For a lot of you, this will be a culture shift - a complete pivot in mindset. It’s not easy to break free from that instinct to just answer the question that was asked, or fix the thing someone asked you to fix, instead of asking questions and making sure you understand the problem first.
So in response to a feature request, we need to follow up with probing questions. We need to ask (see slides)
So once you have a handle on that problem, you can start to understand your options for addressing it, and chart out the priority for a solution.
(review questions)
… only then can we begin to 1) work out a solution, and 2) determine where this falls on our roadmap
So once we understand the problem and we have a soltuion, we can move on to thinking through this prioritization framework.
You can do this for any new feature requests, large enhancements, bug reports, and so on.
(review slide)
A couple of years ago, our team launched an Accessibility initiative to improve our platform code and themes to meet WCAG 2.0 (level AA) standards.
From a prioritization perspective, here’s how that would look on our priority chart.
First we ask, does it help our users? (explain)
And you can see how that compares to another internal initiative for performance enhancements… (unpack).
And then, compare that to a design and layout upgrade for the platform.
(unpack)
And this can be useful even as you think through he small requests. Remember that every change adds complexity, so even the seemingly small requests may have cascading results.
The purpose of this exercise is to cut down on the complexity of the process, and distill it to some key goals. If this sounds useful to you, I’ve made this available as a PDF that you can download and print. I’ll tweet this link and share it on Slack at the end of my talk.

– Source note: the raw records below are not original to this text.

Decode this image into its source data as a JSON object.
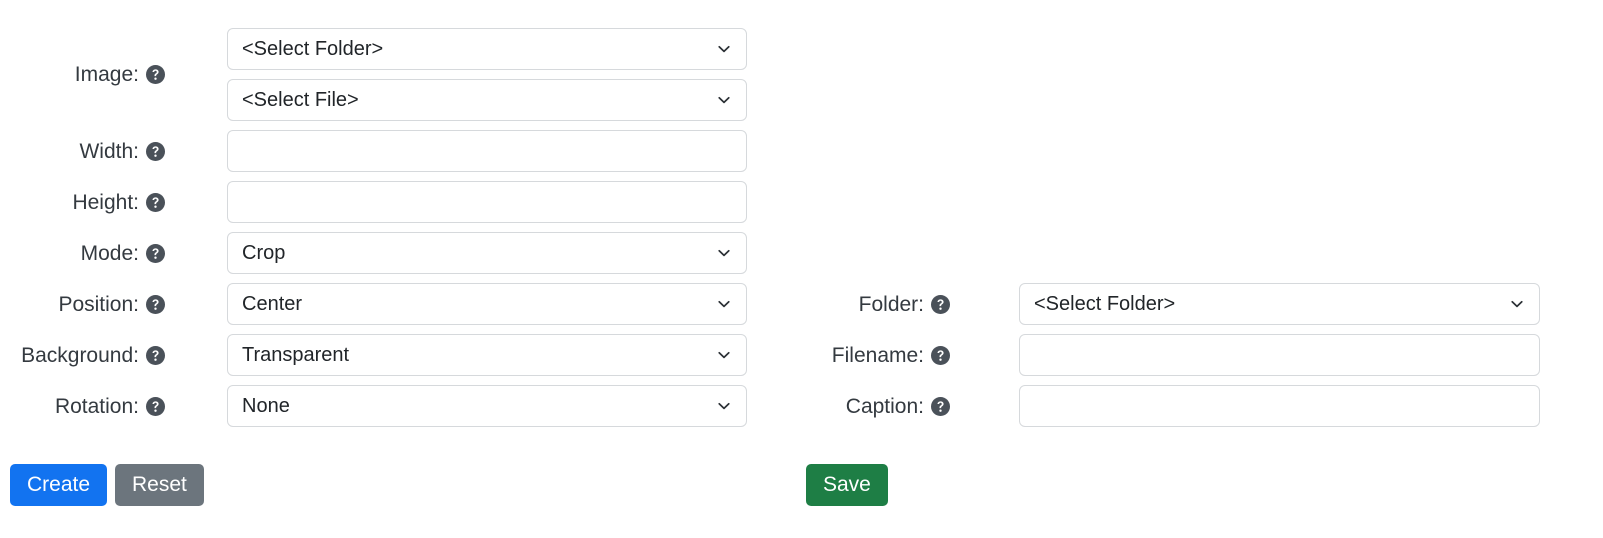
{
  "form": {
    "left_column": {
      "fields": [
        {
          "label": "Image:",
          "help_icon": "question-circle-icon",
          "controls": [
            {
              "type": "select",
              "name": "image-folder",
              "value": "<Select Folder>"
            },
            {
              "type": "select",
              "name": "image-file",
              "value": "<Select File>"
            }
          ]
        },
        {
          "label": "Width:",
          "help_icon": "question-circle-icon",
          "controls": [
            {
              "type": "text",
              "name": "width",
              "value": "",
              "placeholder": ""
            }
          ]
        },
        {
          "label": "Height:",
          "help_icon": "question-circle-icon",
          "controls": [
            {
              "type": "text",
              "name": "height",
              "value": "",
              "placeholder": ""
            }
          ]
        },
        {
          "label": "Mode:",
          "help_icon": "question-circle-icon",
          "controls": [
            {
              "type": "select",
              "name": "mode",
              "value": "Crop"
            }
          ]
        },
        {
          "label": "Position:",
          "help_icon": "question-circle-icon",
          "controls": [
            {
              "type": "select",
              "name": "position",
              "value": "Center"
            }
          ]
        },
        {
          "label": "Background:",
          "help_icon": "question-circle-icon",
          "controls": [
            {
              "type": "select",
              "name": "background",
              "value": "Transparent"
            }
          ]
        },
        {
          "label": "Rotation:",
          "help_icon": "question-circle-icon",
          "controls": [
            {
              "type": "select",
              "name": "rotation",
              "value": "None"
            }
          ]
        }
      ],
      "buttons": [
        {
          "name": "create",
          "label": "Create",
          "color": "#1273f0"
        },
        {
          "name": "reset",
          "label": "Reset",
          "color": "#6c757d"
        }
      ]
    },
    "right_column": {
      "fields": [
        {
          "label": "Folder:",
          "help_icon": "question-circle-icon",
          "controls": [
            {
              "type": "select",
              "name": "save-folder",
              "value": "<Select Folder>"
            }
          ]
        },
        {
          "label": "Filename:",
          "help_icon": "question-circle-icon",
          "controls": [
            {
              "type": "text",
              "name": "filename",
              "value": "",
              "placeholder": ""
            }
          ]
        },
        {
          "label": "Caption:",
          "help_icon": "question-circle-icon",
          "controls": [
            {
              "type": "text",
              "name": "caption",
              "value": "",
              "placeholder": ""
            }
          ]
        }
      ],
      "buttons": [
        {
          "name": "save",
          "label": "Save",
          "color": "#1e7e45"
        }
      ]
    }
  },
  "theme": {
    "label_color": "#343a40",
    "border_color": "#d6d9dc",
    "help_icon_color": "#4a5159",
    "background": "#ffffff"
  }
}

Over the last six years, we’ve made a lot of small enhancements and improvements, along with the regular bug fixes and module upgrades to our product. But in tandem with those smaller updates and small releases, we’ve also prioritized broader initiatives with a bigger strategic impact based on the mindset that feeds that prioritization framework.
These things - things like making sites mobile friendly, accessible to WCAG 2.0 standards, and improving page load speed and overall performance - didn’t come in the form of feature requests. Those are intrinsically driven because we’re watching the industry and responding proactively to the needs of that broader audience of citizens in search of government services.
What’s key, then, is that as we complete initiatives, we build those principles into all future development.
Our team has found value in prioritizing these development guidelines as our default expectations for anything new we build, based on the completed initiatives. This decision is based on an understanding of our audience, and our conviction that government is responsible for serving all citizens equally.
Caps on a citizen’s mobile data plan, living in a rural area, or having a physical or mental disability should not be barriers to accessing government services online. These development principles get us to a baseline of providing the best effort for access to our services.
Now, meeting these principles in our product development still requires intentionality at every stage - requirements, design, development, testing, and content management.
They’re not part of a default mindset - if we don’t keep up on them as checkpoints in user stories and development sprints, and if we don’t test for them in each cycle, they’ll be forgotten.
If those development principles match your goals, I’ve created a high-level checklist of things to look for to meet those development principles to get you started.
It’s a google doc that you can copy and update as you see fit.
I’ll tweet the link, as well, and share it on Slack.
I could talk about this all day. And I and other team members have blogged about these and other related topics on our team’s website. So you may want to check that out as well.
If there’s anything that struck a chord, let’s chat.
Thank you. And with that, I’m off to our Q&A room.